The eDNA surveillance approach in the Chicago Area Waterway System showed presence of Asian carp eight months before commercial fishermen hired by the Illinois Department of Natural Resources captured a bighead carp in Lake Calumet, approximately six river miles from Lake Michigan.
“In the Eagle Marsh application, it was also a matter of practicality,” Mahon said. “Many of the areas that needed to be surveyed were not accessible by boat and not conducive to setting nets. All we needed were two-liter water samples.”
Of the samples collected, 28 were taken from the Wabash River near Huntington, 60 from the Little River, 18 from Graham-McCulloch Ditch, 14 from Junk Ditch, 31 from Eagle Marsh, nine from Aboite Creek, six from Robinson Creek, 21 from the St.
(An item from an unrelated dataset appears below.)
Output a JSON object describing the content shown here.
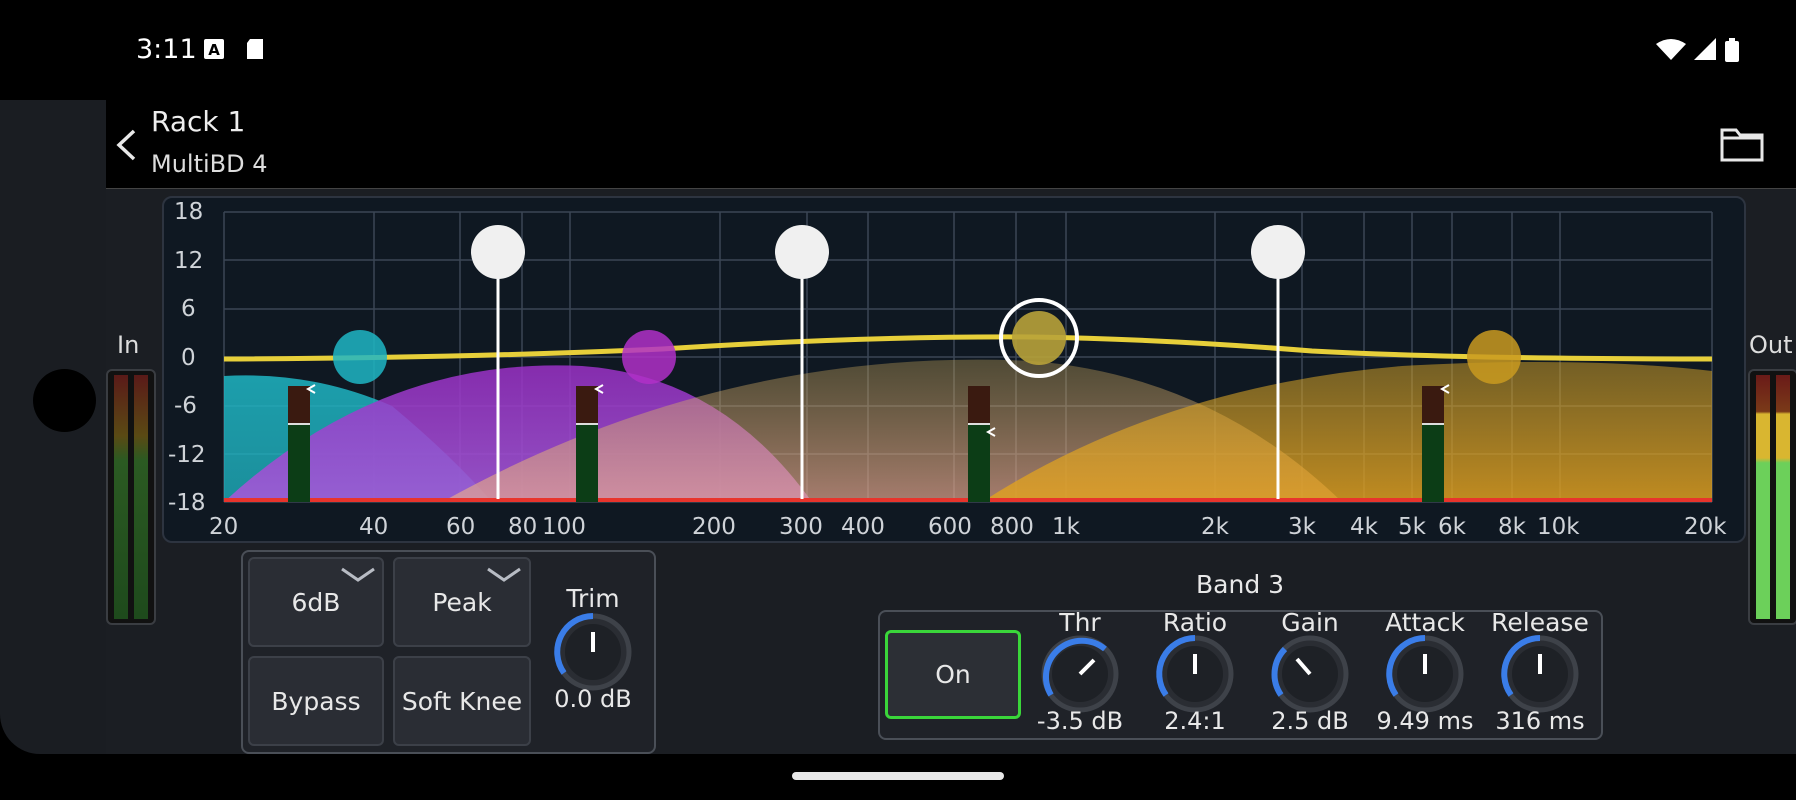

Marys River, 34 from the St. Joseph’s River, and 17 from the Maumee River. Nine cooler controls also were processed.
The region was identified as having favorable conditions for the potential spread of Asian carp into the Great Lakes.
Eagle Marsh straddles a geographic divide separating the Wabash River watershed from the Maumee River watershed. Under normal conditions, there is no direct link between the two watersheds, but tributaries and ditches associated with Eagle Marsh provide a potential connection under certain flooding situations.
Concerns that Asian carp could move upstream from the Wabash during flood conditions, cross the divide at Eagle Marsh and enter the Maumee drainage prompted the DNR to construct a 1,200-foot chain link fence at Eagle Marsh in October to block fish passage. The U.S. Environmental Protection Agency and the U.S. Fish and Wildlife Service are funding the cost of the fence project through the Great Lakes Restoration Initiative.
Bighead and silver carp are two species of Asian carp that were imported into the southern United States to keep aquaculture facilities clean and to provide fresh fish for markets. Both species are voracious eaters, consuming plankton – algae and other microscopic organisms – and stripping the food web of a key food source for small and large native fish.
The Asian carp escaped into the wild in the 1980s and have been moving northward ever since. They were first detected in Indiana waters in 1995 and have worked their way up the Wabash River, into the East and West forks of the White River, the Patoka River, and the Ohio River and some of its tributaries.